From Fundamentals of Database Systems (7th Edition) 7th Edition (pg 39)
In DBMSs where a clear separation is maintained between the conceptual and internal levels, the DDL is used to specify the conceptual schema only. Another language, the storage definition language (SDL), is used to specify the internal schema. The mappings between the two schemas may be specified in either one of these languages. In most relational DBMSs today, there is no specific language that performs the role of SDL. Instead, the internal schema is specified by a combination of functions, parameters, and specifications related to storage of files. These permit the DBA staff to control indexing choices and mapping of data to storage. For a true three-schema architecture, we would need a third language, the view definition language (VDL), to specify user views and their mappings to the conceptual schema, but in most DBMSs the DDL is used to define both conceptual and external schemas. In relational DBMSs, SQL is used in the role of VDL to define user or application views as results of predefined queries (see Chapters 6 and 7).
In current DBMSs, the preceding types of languages are usually not considered dis- tinct languages; rather, a comprehensive integrated language is used that includes constructs for conceptual schema definition, view definition, and data manipulation. Storage definition is typically kept separate, since it is used for defining physical storage structures to fine-tune the performance of the database system, which is usually done by the DBA staff. A typical example of a comprehensive database language is the SQL relational database language (see Chapters 6 and 7), which represents a combination of DDL, VDL, and DML, as well as statements for constraint specification, schema evolution, and many other features. The SDL was a component in early versions of SQL but has been removed from the language to keep it at the conceptual and external levels only.
The same source goes on to say, on page 201,
Each commercial RDBMS will have, in addition to the SQL commands, a set
of commands for specifying physical database design parameters, file structures for relations, and access paths such as indexes. We called these commands a storage definition language (SDL) in Chapter 2. Earlier versions of SQL had commands for creating indexes, but these were removed from the language because they were not at the conceptual schema level. Many systems still have the
CREATE INDEX commands; but they require a special privilege. We describe this in Chapter 17.
It seems these terms VDL and SDL come out of Three-schema, an idea in the 1970s. According to this author, they've more or less been merged into SQL a comprehensive language which tries to address all of these.
I believe they're also referenced in A Preliminary Architectural Design for the Functional Hierarchy of the INFOPLEX Database Computer. (1980) as "Database Sublanguage Faculty" and "View Translation Layer". I found numerious references in the the late 70s and early 80s to model languages, and storage languages.
Taking an example
CREATE TABLE f (x int, y varchar(25));. Here, you're defining
- SDL: the storage for the row
- DDL: the schema:
f(x,y) a relational tuple with two slots.
- VDL: the "view" into it, which is just a relationship by the same name as the table.

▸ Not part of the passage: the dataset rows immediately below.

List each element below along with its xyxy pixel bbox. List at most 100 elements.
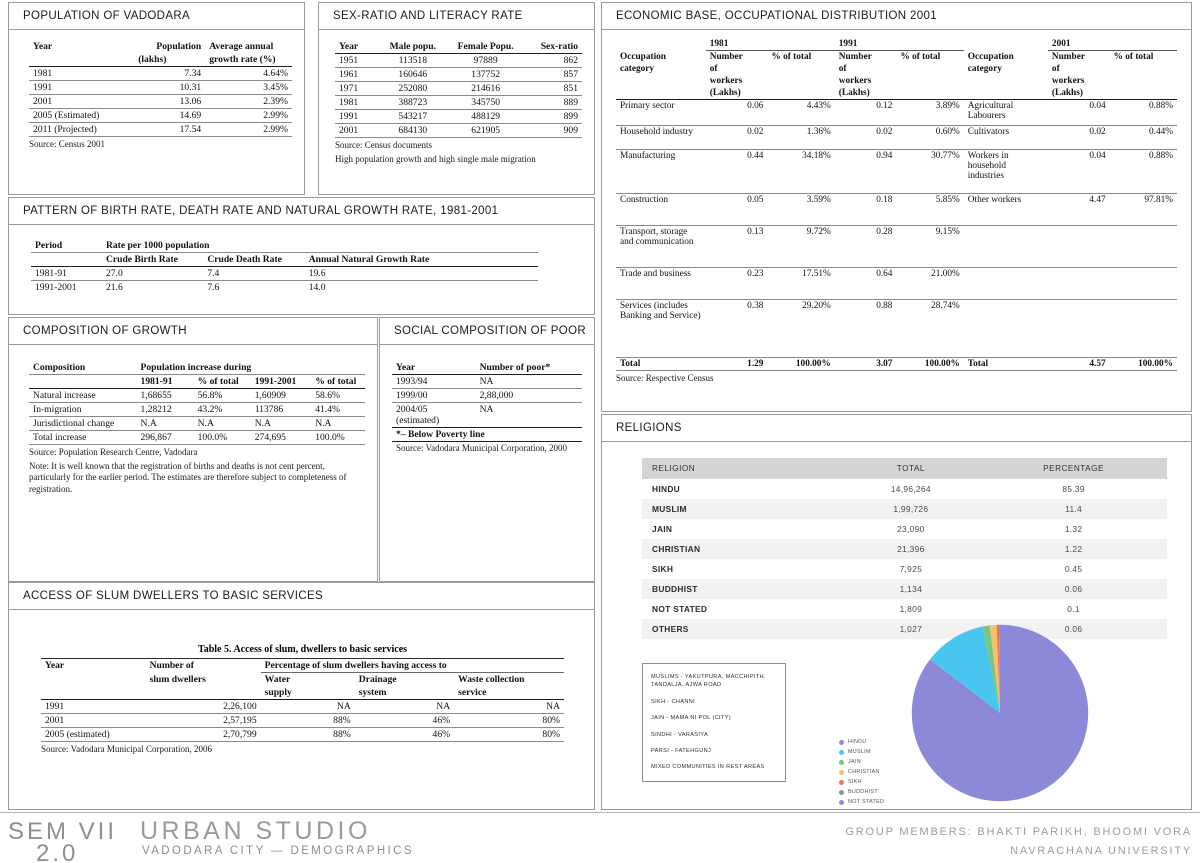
source-note-sexratio: Source: Census documents bbox=[335, 140, 432, 150]
pie-slice-sikh bbox=[996, 624, 1000, 713]
th-drainage: Drainage bbox=[358, 674, 397, 685]
cell-cbr: 27.0 bbox=[101, 266, 204, 281]
th-year-2001: 2001 bbox=[1047, 38, 1177, 51]
th-religion: RELIGION bbox=[642, 458, 842, 479]
cell-total-n01: 4.57 bbox=[1047, 357, 1110, 371]
th-blank3 bbox=[145, 686, 261, 700]
community-line: MIXED COMMUNITIES IN REST AREAS bbox=[651, 764, 765, 771]
cell-water: NA bbox=[260, 699, 355, 714]
cell-p1: 100.0% bbox=[193, 430, 251, 445]
cell-year: 2005 (Estimated) bbox=[29, 108, 135, 123]
cell-n01: 4.47 bbox=[1047, 193, 1110, 226]
cell-percentage: 1.32 bbox=[1064, 524, 1083, 534]
spacer bbox=[964, 75, 1048, 87]
cell-pop: 10.31 bbox=[134, 80, 206, 95]
th-lakhs-01: (Lakhs) bbox=[1047, 87, 1110, 100]
th-drainage-l2: system bbox=[354, 686, 455, 700]
cell-percentage: 85.39 bbox=[1062, 484, 1085, 494]
cell-n81: 0.23 bbox=[705, 267, 768, 300]
cell-p01 bbox=[1109, 267, 1177, 300]
cell-p1: N.A bbox=[193, 416, 251, 431]
th-lakhs-91: (Lakhs) bbox=[834, 87, 897, 100]
cell-occ-cat-2001: Agricultural Labourers bbox=[963, 99, 1048, 126]
cell-growth: 4.64% bbox=[205, 66, 292, 81]
cell-v2: 274,695 bbox=[250, 430, 312, 445]
th-1981-91: 1981-91 bbox=[136, 374, 194, 389]
source-note-poor: Source: Vadodara Municipal Corporation, … bbox=[396, 443, 568, 453]
table-row: 1991 10.31 3.45% bbox=[29, 80, 292, 95]
cell-p01: 0.88% bbox=[1109, 149, 1177, 194]
cell-p1: 43.2% bbox=[193, 402, 251, 417]
table-row: 2001 2,57,195 88% 46% 80% bbox=[41, 713, 564, 728]
table-row: Construction 0.05 3.59% 0.18 5.85% Other… bbox=[616, 193, 1177, 226]
cell-n81: 0.05 bbox=[705, 193, 768, 226]
legend-swatch-christian bbox=[839, 769, 844, 775]
cell-total: 1,027 bbox=[899, 624, 923, 634]
table-row: 1951 113518 97889 862 bbox=[335, 53, 582, 68]
cell-cdr: 7.6 bbox=[207, 282, 220, 293]
table-row: Jurisdictional change N.A N.A N.A N.A bbox=[29, 416, 365, 431]
cell-year: 1981 bbox=[335, 95, 377, 110]
cell-total: 21,396 bbox=[897, 544, 925, 554]
th-num-of-01: of bbox=[1051, 64, 1060, 74]
community-line: PARSI - FATEHGUNJ bbox=[651, 747, 712, 754]
table-row: 2001 13.06 2.39% bbox=[29, 94, 292, 109]
cell-n91: 0.18 bbox=[834, 193, 897, 226]
cell-religion: BUDDHIST bbox=[652, 584, 698, 594]
cell-n01 bbox=[1047, 267, 1110, 300]
cell-v1: 296,867 bbox=[136, 430, 194, 445]
cell-female: 214616 bbox=[448, 81, 523, 96]
communities-legend-box: MUSLIMS - YAKUTPURA, MACCHIPITH, TANDALJ… bbox=[642, 663, 786, 782]
th-water: Water bbox=[264, 674, 291, 685]
cell-angr: 19.6 bbox=[304, 266, 538, 281]
cell-waste: NA bbox=[454, 699, 564, 714]
cell-religion: MUSLIM bbox=[652, 504, 687, 514]
cell-p2: 41.4% bbox=[311, 402, 365, 417]
footer-divider bbox=[0, 812, 1200, 813]
table-row: Trade and business 0.23 17.51% 0.64 21.0… bbox=[616, 267, 1177, 300]
legend-swatch-jain bbox=[839, 759, 844, 765]
cell-year: 2011 (Projected) bbox=[29, 122, 135, 137]
table-row: CHRISTIAN 21,396 1.22 bbox=[642, 539, 1167, 559]
cell-p81: 17.51% bbox=[767, 267, 835, 300]
table-row: 1991-2001 21.6 7.6 14.0 bbox=[31, 281, 538, 295]
cell-percentage: 11.4 bbox=[1065, 504, 1083, 514]
th-rate-group: Rate per 1000 population bbox=[101, 239, 538, 253]
table-row: 2005 (Estimated) 14.69 2.99% bbox=[29, 108, 292, 123]
legend-label: CHRISTIAN bbox=[848, 769, 880, 775]
cell-v2: 1,60909 bbox=[250, 388, 312, 403]
cell-p91: 5.85% bbox=[896, 193, 964, 226]
religions-header-row: RELIGION TOTAL PERCENTAGE bbox=[642, 458, 1167, 479]
religions-table: RELIGION TOTAL PERCENTAGE HINDU 14,96,26… bbox=[642, 458, 1167, 639]
sexratio-table: Year Male popu. Female Popu. Sex-ratio 1… bbox=[335, 40, 582, 138]
cell-cbr: 21.6 bbox=[105, 282, 123, 293]
th-pct-01: % of total bbox=[1113, 52, 1154, 62]
cell-female: 621905 bbox=[448, 123, 523, 138]
panel-religions: RELIGIONS RELIGION TOTAL PERCENTAGE HIND… bbox=[601, 414, 1192, 810]
th-occ-category: Occupation bbox=[620, 51, 666, 62]
table-row: Natural increase 1,68655 56.8% 1,60909 5… bbox=[29, 388, 365, 403]
cell-growth: 2.39% bbox=[205, 94, 292, 109]
cell-ratio: 889 bbox=[522, 95, 582, 110]
legend-item: SIKH bbox=[839, 777, 884, 787]
table-row: 2004/05 (estimated) NA bbox=[392, 402, 582, 428]
footer-subtitle: VADODARA CITY — DEMOGRAPHICS bbox=[142, 845, 414, 857]
table-row: 1961 160646 137752 857 bbox=[335, 67, 582, 82]
cell-male: 543217 bbox=[376, 109, 449, 124]
table-row: 2005 (estimated) 2,70,799 88% 46% 80% bbox=[41, 727, 564, 742]
cell-growth: 2.99% bbox=[205, 108, 292, 123]
cell-p1: 56.8% bbox=[193, 388, 251, 403]
th-occ-category-2001-l2: category bbox=[967, 64, 1002, 74]
spacer bbox=[767, 87, 835, 100]
source-note-economic: Source: Respective Census bbox=[616, 373, 714, 383]
th-workers-91: workers bbox=[838, 76, 872, 86]
cell-num: 2,26,100 bbox=[145, 699, 261, 714]
legend-item: MUSLIM bbox=[839, 747, 884, 757]
birthrate-table: Period Rate per 1000 population Crude Bi… bbox=[31, 239, 538, 294]
th-cdr: Crude Death Rate bbox=[203, 252, 305, 267]
table-row: Services (includes Banking and Service) … bbox=[616, 299, 1177, 358]
growth-table: Composition Population increase during 1… bbox=[29, 361, 365, 445]
th-workers-01: workers bbox=[1051, 76, 1085, 86]
table-row-total: Total 1.29 100.00% 3.07 100.00% Total 4.… bbox=[616, 357, 1177, 371]
cell-year: 1991 bbox=[335, 109, 377, 124]
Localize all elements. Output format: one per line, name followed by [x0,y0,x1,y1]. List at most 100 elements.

In addition to the things which seems to overlap with storage, most databases extend the spec to talk about indexes, and as you mention storage backends which are absolutely distinct from the conceptual model and address the specific storage-model.
You can see this again in Database Management Systems: Understanding and Applying Database Technology (pg 210) as "Data Storage Definition Language (DSDL)." Lots of talk about CODASYL, RDL (Relational Data Language), NDL (Network Data Language), IRDIS (Information Resource Dictionary System).